No.143 (H.20.07.10)


       牛岳(7/8)の山頂で、突然雨が降り出した。
       高を括っていたが、物凄い降り方に慌ててしまった。

       「乾杯!」 栓を開けた途端の雨に、東屋へ避難となった。
       「山の神」は、何よりも先に、ビールを避難させようと
       したのであるが、
       持ち損ねて、ビール缶を、倒してしまったのである。

       「ワーッ」 と、悲鳴とも取れる叫びと共に、
       缶の半分を、失ってしまったようであった。

       私のノンアルコールと、一緒に持とうとしたのが、「運の尽き」
       そして、そのノンアルコールビールが、生き残ったのであった。

       東屋に避難しても、「山の神」の心中は、穏やかでなかった。
       ましてや、ノンアルコールビールと言えども、美味しそうに
       飲んでしまう私の様子を見ては、尚更であったのだろう。

       「家に戻れば、飲めるじゃない!」 となだめても、
       「山で飲む事に意義がある。

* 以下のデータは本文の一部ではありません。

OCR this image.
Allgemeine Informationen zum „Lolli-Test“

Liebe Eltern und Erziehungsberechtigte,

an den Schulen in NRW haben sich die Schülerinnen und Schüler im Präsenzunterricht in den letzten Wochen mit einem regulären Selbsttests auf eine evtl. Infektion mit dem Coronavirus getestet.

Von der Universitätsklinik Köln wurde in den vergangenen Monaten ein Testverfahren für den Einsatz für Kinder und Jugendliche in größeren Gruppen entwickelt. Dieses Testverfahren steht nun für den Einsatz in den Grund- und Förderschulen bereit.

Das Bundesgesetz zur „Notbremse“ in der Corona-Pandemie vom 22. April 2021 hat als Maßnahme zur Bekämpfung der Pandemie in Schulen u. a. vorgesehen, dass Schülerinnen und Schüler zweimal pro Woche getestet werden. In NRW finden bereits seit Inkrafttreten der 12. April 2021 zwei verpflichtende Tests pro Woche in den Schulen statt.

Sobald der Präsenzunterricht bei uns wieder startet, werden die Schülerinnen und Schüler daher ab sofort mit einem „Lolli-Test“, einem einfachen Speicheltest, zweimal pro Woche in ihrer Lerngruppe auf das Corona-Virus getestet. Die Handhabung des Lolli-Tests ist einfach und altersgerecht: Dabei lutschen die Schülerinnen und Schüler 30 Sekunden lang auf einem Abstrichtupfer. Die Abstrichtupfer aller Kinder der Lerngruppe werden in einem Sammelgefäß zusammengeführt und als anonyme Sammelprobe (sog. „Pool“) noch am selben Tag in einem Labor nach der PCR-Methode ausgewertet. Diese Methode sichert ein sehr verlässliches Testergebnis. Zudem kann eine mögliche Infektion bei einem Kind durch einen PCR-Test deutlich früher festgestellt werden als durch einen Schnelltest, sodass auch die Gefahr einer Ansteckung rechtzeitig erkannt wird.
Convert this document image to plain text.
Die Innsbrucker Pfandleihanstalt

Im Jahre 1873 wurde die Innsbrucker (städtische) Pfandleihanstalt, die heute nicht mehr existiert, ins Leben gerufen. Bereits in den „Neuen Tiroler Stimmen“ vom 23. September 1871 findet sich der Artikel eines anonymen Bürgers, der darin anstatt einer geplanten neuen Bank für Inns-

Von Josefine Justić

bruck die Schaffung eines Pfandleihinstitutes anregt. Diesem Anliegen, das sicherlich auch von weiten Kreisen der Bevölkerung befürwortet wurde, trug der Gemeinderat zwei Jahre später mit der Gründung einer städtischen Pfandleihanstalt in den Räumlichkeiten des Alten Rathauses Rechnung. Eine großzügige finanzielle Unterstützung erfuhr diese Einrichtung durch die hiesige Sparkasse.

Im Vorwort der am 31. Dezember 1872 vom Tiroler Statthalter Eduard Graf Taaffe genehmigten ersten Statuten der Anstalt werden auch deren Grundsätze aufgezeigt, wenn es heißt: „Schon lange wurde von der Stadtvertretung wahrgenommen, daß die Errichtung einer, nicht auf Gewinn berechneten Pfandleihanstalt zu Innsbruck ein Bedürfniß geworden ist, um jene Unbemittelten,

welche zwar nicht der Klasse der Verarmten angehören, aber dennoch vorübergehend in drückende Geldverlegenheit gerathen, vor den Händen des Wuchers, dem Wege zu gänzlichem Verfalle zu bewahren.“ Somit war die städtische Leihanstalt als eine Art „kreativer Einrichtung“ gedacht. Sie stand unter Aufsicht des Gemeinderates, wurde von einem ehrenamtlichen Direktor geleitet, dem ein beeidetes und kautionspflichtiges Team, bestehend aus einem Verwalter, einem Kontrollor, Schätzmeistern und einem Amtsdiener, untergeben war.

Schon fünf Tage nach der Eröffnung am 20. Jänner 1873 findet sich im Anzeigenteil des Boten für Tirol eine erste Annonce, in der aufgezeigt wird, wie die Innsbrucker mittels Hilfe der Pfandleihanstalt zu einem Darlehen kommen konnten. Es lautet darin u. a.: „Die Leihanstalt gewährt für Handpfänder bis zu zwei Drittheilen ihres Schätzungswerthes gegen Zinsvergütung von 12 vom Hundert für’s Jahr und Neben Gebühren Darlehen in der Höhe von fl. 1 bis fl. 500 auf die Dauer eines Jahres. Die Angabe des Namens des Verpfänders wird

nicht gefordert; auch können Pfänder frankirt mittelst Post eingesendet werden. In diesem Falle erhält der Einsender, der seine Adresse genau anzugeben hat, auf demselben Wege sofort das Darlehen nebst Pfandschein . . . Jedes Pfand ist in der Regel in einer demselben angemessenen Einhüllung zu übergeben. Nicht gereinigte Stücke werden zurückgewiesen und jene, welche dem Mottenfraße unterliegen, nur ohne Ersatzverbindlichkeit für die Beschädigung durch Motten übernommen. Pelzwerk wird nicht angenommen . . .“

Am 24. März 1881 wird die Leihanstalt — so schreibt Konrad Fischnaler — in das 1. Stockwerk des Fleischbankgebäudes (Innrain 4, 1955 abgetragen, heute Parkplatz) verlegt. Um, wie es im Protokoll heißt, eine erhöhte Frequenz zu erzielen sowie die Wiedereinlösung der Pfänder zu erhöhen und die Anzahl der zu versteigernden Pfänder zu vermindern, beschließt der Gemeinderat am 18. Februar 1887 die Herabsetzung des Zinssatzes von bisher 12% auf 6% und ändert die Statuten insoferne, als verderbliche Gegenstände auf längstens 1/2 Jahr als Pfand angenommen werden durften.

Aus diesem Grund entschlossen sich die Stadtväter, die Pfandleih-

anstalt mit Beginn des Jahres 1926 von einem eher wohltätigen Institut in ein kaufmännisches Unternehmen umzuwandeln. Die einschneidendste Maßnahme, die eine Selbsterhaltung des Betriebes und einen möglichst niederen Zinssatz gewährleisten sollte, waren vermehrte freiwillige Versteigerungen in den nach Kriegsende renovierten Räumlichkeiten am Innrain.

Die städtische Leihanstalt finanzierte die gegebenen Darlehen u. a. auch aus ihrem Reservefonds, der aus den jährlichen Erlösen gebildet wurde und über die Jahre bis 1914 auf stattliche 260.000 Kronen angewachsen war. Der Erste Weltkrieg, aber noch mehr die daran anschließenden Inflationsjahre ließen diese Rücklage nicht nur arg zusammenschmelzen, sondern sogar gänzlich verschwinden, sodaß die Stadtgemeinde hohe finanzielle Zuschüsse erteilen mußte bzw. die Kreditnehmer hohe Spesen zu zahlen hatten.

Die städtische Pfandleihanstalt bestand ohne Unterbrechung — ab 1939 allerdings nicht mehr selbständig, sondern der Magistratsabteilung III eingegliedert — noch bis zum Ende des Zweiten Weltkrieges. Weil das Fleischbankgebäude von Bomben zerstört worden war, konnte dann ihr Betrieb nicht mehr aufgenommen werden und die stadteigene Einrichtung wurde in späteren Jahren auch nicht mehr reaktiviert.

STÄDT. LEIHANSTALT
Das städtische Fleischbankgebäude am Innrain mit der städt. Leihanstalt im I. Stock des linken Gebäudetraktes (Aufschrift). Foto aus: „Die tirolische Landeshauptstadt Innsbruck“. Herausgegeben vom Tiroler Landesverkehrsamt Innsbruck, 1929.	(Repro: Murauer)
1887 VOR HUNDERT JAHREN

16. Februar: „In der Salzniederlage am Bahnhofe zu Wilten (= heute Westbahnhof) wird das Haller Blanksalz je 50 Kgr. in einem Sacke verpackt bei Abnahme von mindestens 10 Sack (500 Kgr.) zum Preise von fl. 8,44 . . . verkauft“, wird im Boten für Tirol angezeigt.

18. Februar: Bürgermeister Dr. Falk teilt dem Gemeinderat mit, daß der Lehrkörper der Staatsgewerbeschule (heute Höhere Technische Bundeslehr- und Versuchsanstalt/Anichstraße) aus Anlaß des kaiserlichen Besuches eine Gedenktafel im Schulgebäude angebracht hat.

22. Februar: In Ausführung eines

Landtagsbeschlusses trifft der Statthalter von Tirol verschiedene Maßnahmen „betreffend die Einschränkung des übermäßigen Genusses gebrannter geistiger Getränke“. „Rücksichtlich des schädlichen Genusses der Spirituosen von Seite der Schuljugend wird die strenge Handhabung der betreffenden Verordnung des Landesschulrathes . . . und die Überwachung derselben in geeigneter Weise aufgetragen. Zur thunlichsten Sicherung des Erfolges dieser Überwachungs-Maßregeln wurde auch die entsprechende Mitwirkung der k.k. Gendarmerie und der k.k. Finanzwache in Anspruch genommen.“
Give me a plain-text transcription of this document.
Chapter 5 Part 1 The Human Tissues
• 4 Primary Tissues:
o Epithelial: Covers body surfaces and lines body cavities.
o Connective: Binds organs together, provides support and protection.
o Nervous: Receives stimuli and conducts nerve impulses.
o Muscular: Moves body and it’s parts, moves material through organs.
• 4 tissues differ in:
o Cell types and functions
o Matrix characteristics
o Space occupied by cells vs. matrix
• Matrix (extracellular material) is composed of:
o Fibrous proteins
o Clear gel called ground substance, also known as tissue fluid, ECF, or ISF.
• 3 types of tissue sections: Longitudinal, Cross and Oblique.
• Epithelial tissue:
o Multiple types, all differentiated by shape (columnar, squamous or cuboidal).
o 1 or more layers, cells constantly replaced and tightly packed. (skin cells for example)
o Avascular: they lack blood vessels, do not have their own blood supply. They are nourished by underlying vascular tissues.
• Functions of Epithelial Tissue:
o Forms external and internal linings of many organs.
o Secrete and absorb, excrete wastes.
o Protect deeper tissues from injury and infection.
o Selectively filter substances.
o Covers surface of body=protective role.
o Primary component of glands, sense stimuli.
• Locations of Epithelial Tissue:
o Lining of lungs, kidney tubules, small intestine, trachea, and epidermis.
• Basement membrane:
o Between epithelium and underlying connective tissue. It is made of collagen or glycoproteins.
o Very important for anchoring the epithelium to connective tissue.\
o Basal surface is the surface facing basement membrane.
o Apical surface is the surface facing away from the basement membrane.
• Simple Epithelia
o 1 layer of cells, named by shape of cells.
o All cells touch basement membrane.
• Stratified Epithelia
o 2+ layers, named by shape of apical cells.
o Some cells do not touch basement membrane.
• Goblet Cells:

」 とかで、
       てんで話にならなかった。


       川のようになった登山道を降りながら、私は思った。
       「何だか変だぞ・・・」

       二日間も女房が山中で飲み、私が運転手。
       「一日ぐらい替わってやろうか。」 と思わないのか?
       「私を、何だと思っているのか?」
       などと、やっぱり言えない。

       報復が、怖いばかりではない。